Quando vão ficando mais velhos, contudo, os aparelhos concentradores de oxigênio fornecem em torno de 95%, 94%, até 92% de oxigênio. "Mas isso é muito melhor do que os 21% da natureza, concorda?", questiona. Para o pneumologista, "o que é importante ter é a oximetria do paciente para ver se aquele oxigênio foi suficiente para que ele sature em faixa adequada. Se ele saturar acima de 90%, estará razoável, porque acima dos 90% a gente tem certeza de que os tecidos estão sendo oxigenados".

Se o paciente precisar de fluxo alto, o oxigênio hospitalar é necessários. "Quem precisa de fluxo alto precisa ser monitorados", afirma. Infectados pelo coronavírus precisam de acompanhamento detalhado nesse sentido: "Pode haver a necessidade de amanhã ele necessitar de um fluxo maior do que o de hoje".

Como funciona a máquina autônoma de oxigênio

Em material distribuído pelo Conselho Federal de Química, Tremiliosi Filho detalhou o processo de obtenção do oxigênio. Segundo ele, "a composição do ar é 78% nitrogênio, 21% oxigênio e uma mistura de vários outros gases, dentre eles o argônio. Para separar cada componente dessa mistura homogênea, o mais conveniente é fazer uma destilação fracionada.

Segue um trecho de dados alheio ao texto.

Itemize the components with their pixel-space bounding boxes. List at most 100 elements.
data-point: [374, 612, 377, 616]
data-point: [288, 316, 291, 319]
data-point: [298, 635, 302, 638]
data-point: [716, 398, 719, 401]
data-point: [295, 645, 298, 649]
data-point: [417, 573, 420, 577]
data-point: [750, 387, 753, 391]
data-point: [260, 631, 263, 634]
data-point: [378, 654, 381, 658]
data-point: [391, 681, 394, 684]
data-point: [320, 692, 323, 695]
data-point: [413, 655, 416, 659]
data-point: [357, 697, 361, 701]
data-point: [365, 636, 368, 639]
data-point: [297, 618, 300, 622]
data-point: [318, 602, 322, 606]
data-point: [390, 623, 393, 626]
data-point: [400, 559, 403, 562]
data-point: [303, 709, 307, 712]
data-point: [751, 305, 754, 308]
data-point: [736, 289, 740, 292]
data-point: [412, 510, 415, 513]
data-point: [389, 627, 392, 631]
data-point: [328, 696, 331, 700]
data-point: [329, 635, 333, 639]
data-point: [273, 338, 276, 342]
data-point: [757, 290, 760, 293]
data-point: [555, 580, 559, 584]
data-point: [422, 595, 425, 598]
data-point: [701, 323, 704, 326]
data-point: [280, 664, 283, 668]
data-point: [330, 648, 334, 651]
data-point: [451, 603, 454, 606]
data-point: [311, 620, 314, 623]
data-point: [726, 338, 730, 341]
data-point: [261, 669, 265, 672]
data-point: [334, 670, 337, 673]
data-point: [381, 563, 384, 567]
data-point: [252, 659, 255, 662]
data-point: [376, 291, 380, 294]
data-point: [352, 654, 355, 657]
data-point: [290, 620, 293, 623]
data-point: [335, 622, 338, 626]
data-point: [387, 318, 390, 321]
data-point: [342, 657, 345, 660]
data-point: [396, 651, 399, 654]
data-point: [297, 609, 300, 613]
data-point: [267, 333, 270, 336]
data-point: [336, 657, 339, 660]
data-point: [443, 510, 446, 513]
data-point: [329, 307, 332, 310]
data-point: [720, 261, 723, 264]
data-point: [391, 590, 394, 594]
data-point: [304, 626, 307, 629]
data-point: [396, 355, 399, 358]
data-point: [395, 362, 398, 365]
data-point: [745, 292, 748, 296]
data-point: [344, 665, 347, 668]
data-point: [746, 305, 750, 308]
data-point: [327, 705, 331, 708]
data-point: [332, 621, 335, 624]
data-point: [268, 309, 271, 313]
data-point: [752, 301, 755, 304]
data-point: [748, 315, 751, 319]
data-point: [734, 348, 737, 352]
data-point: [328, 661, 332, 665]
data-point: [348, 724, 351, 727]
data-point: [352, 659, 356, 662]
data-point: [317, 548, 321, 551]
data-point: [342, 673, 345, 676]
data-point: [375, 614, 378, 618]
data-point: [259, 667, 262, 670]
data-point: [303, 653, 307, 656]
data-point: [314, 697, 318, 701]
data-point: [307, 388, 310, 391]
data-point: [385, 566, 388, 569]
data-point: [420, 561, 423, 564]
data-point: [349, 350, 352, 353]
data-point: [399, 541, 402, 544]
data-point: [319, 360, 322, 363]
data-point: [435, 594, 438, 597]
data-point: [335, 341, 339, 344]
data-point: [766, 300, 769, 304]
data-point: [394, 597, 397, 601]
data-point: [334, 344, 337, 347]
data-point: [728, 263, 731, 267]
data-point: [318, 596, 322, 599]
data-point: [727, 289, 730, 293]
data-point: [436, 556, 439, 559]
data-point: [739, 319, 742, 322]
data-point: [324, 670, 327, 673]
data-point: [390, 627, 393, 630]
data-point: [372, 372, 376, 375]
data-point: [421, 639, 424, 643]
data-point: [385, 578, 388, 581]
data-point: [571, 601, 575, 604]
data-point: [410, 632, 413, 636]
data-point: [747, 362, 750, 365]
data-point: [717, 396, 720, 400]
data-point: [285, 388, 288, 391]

E para que o processo seja mais simples de ser feito, o ar deve estar em seu estado líquido".

O processo tem início abaixando a temperatura do ar em pelo menos a -200 graus Celsius. Depois, este ar líquido vai sendo aquecido lentamente. "Como o oxigênio, argônio e nitrogênio têm pontos de ebulição diferentes, eles vão sendo liberados em diferentes etapas durante o aquecimento. O primeiro a ser liberado é o nitrogênio, que ao atingir -196 graus Celsius entra em ebulição e passa para o estado gasoso. Este gás é separado dos outros componentes da mistura e tem diversas aplicações, inclusive industriais", explica o pesquisador. "Enquanto todo o nitrogênio não for liberado do ar, a temperatura permanece constante. Depois de o nitrogênio ser eliminado e a temperatura chegar a -186 graus Celsius, é a vez do argônio entrar em ebulição. Após a etapa de extração do argônio, o oxigênio, que tem a temperatura de ebulição em -183 graus Celsius, é obtido. Ainda restam alguns resíduos da destilação, que são eliminados posteriormente."